“Necdet Paşa 'ya Övgü” başlıklı yazısında Ahmet Hakan şöyle diyor:
“Kızmazsanız Genelkurmay Başkanı Necdet Özel 'i öveceğim biraz.
İçim de pek rahat.
“Yeremediğini övme / Övemediğini yerme.”
Günümüzde Genelkurmay başkanlarını yermek sonuna kadar serbest mi?
Serbest.
O zaman mesele yok. Kendilerini sonuna kadar övebiliriz de.
Gözlemleyebildiğim kadarıyla… Bir “Necdet Özel alerjisi” var toplumun bir bölümünde. İki temel gerekçeye dayanıyor bu alerji:
BİR: Silah arkadaşları hapislerde sürünürken O hiç bir şey yokmuş gibi yapıyor
İKİ: Sivil hükümete sonsuz itiat etmiş bir görüntü veriyor.
Hemen söyleyeyim: Bu iki gerekçe de benim Necdet Özel 'e alerji duymamı değil, sempati duymamı sağlıyor.
Birinci gerekçeye bakalım:
Ne yapması bekleniyor Necdet Paşa 'dan? Silah arkadaşlarını kurtarmak için elindeki silahlı gücü adli makamlara karşı bir tehdit olarak kullanılması mı? “Arkadaşlarımızı derhal serbest bırakın yoksa fena olur” falan mı demesi bekleniyor? Eğer adli mekanizmalarda haksızlıklar sözkonusuysa Necdet Paşa 'nın buna karşı yapabileceği ne var?
İkinci gerekçeye gelinince:
Sivil hükümete itaat eden, Necdet Özel 'in ayıbı değil tam tersine şerefi ve şanıdır. “Delikanlı genelkurmay başkanı” elindeki silahlı güce yaslanarak sivil hükümete ayar vermeye kalkışmaz.
Şehit askerlerin arkasından gözyaşı dökmesine gelince…
Gülebilen ve ağlayabilen insanlar benim açımdan kıymetli insanlardır. Ama dikkat! Sadece ağlamak yetmez gülünecek de… Necdet Paşa 'nın gözyaşlarını gördük. Umarım kahkahalarını da işitiriz.
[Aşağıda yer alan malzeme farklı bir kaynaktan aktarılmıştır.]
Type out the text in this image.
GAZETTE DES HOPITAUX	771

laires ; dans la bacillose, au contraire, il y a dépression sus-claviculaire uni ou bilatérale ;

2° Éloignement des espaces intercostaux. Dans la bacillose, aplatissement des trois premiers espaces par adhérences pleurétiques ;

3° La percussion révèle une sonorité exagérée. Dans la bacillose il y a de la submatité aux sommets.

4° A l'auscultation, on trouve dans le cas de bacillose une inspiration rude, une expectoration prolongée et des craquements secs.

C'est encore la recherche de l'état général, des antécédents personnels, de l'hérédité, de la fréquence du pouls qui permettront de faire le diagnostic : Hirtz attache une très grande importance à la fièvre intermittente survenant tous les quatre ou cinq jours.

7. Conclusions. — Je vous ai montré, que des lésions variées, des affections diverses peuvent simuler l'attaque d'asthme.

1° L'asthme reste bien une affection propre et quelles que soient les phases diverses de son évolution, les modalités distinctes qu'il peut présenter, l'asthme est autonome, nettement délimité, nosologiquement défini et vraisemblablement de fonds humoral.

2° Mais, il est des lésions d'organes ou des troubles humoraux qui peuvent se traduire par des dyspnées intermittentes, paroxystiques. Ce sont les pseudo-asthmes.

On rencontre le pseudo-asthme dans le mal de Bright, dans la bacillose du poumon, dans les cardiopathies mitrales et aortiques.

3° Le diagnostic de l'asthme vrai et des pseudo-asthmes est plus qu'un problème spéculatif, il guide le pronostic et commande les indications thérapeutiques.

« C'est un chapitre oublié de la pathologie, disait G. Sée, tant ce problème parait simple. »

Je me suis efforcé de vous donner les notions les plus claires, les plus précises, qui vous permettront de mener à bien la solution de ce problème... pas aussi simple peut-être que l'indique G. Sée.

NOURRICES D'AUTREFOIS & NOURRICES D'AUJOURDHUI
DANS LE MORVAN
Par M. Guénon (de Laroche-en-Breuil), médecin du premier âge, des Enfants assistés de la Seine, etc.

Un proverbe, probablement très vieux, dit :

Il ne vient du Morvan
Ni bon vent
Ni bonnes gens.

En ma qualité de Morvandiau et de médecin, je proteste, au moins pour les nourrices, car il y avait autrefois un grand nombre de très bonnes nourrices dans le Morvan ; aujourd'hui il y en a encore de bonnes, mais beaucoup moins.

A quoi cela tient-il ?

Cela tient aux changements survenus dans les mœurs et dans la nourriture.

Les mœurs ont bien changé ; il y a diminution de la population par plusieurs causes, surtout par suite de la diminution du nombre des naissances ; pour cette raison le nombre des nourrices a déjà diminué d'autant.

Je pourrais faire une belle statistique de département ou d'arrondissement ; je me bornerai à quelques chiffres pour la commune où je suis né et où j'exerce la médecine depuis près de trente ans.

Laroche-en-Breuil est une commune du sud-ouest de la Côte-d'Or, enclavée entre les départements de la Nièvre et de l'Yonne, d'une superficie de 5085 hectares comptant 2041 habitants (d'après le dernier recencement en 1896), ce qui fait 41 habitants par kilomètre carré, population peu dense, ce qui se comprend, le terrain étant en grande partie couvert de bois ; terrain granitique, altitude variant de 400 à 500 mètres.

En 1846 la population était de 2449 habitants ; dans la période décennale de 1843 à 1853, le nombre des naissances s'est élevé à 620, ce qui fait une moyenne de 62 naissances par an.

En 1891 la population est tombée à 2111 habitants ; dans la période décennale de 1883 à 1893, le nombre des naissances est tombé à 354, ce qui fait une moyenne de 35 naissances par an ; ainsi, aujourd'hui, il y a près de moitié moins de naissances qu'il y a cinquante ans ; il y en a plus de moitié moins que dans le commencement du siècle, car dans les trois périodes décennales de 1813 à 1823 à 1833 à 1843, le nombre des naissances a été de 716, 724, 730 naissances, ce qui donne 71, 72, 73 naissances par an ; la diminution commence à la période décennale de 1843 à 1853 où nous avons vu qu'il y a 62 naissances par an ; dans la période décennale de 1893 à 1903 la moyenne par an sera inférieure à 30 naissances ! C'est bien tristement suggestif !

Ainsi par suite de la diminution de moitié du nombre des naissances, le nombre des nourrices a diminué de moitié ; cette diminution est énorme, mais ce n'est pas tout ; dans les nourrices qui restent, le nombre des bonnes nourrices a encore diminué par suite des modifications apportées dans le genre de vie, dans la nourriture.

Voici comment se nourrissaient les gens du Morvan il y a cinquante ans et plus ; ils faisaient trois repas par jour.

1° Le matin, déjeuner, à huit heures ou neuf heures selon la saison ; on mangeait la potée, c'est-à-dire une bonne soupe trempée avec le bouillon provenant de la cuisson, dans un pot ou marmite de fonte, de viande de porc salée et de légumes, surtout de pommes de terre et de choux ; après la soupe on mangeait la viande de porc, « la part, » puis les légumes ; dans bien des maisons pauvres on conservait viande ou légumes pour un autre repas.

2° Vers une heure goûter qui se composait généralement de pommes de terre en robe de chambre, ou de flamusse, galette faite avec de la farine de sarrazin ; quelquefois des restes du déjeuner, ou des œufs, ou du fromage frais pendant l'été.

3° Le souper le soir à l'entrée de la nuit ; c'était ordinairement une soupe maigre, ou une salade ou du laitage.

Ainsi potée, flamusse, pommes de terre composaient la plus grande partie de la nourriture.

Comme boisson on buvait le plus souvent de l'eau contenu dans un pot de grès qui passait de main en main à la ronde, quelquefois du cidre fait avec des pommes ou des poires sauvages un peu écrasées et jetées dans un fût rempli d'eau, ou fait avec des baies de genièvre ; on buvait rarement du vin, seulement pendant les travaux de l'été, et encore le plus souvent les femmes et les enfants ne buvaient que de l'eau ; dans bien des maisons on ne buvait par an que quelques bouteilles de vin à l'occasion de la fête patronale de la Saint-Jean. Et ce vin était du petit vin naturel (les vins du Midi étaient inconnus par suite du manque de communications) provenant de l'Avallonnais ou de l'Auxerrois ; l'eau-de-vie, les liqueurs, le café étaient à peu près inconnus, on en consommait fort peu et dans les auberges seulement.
ÖZKÖK: SEN AĞLARSAN TÜRKİYE ZIRLAR
Ertuğrul Özkök ise köşesinde Orgeneral Nejdet Özel 'e eleştirilerde bulundu. “Paşam sen ağlarsan Türkiye zırlar” başlıklı Özkök yazısının çarpıcı bölümleri şöyle:
Türk ordusunun Genelkurmay Başkanı 'na sesleniyorum. Bir vatandaş olarak tepkimdir. Ağlama kardeşim. Evet insansın. Evet yüreğine o genç çocukların acısı düşmüş. Evet, içinden fışkırıyor o ıstırap. Eğer öyleysen; eğer kendini tutamayacak kadar kötü durumdaysan, vur kapını, kapan odana, “bana telefon bağlamayın” de.
Ağla katıla katıla…
Ama bizim önümüzde ağlama. Sen ağlarsan, sende ağlarsan;
Bu ülkenin, Çanakkale 'de bile ağlamayan komutanları ağlamaya başlarsa, bu millet, Türkiye ne yapar?
Zırlar kardeşim. Evet zırlar. O durumda da komutanına “zırlama” diyemeyeceği için, geçer aynanın karşısına, kendi suratına haykırır, “zırlama kardeşim.”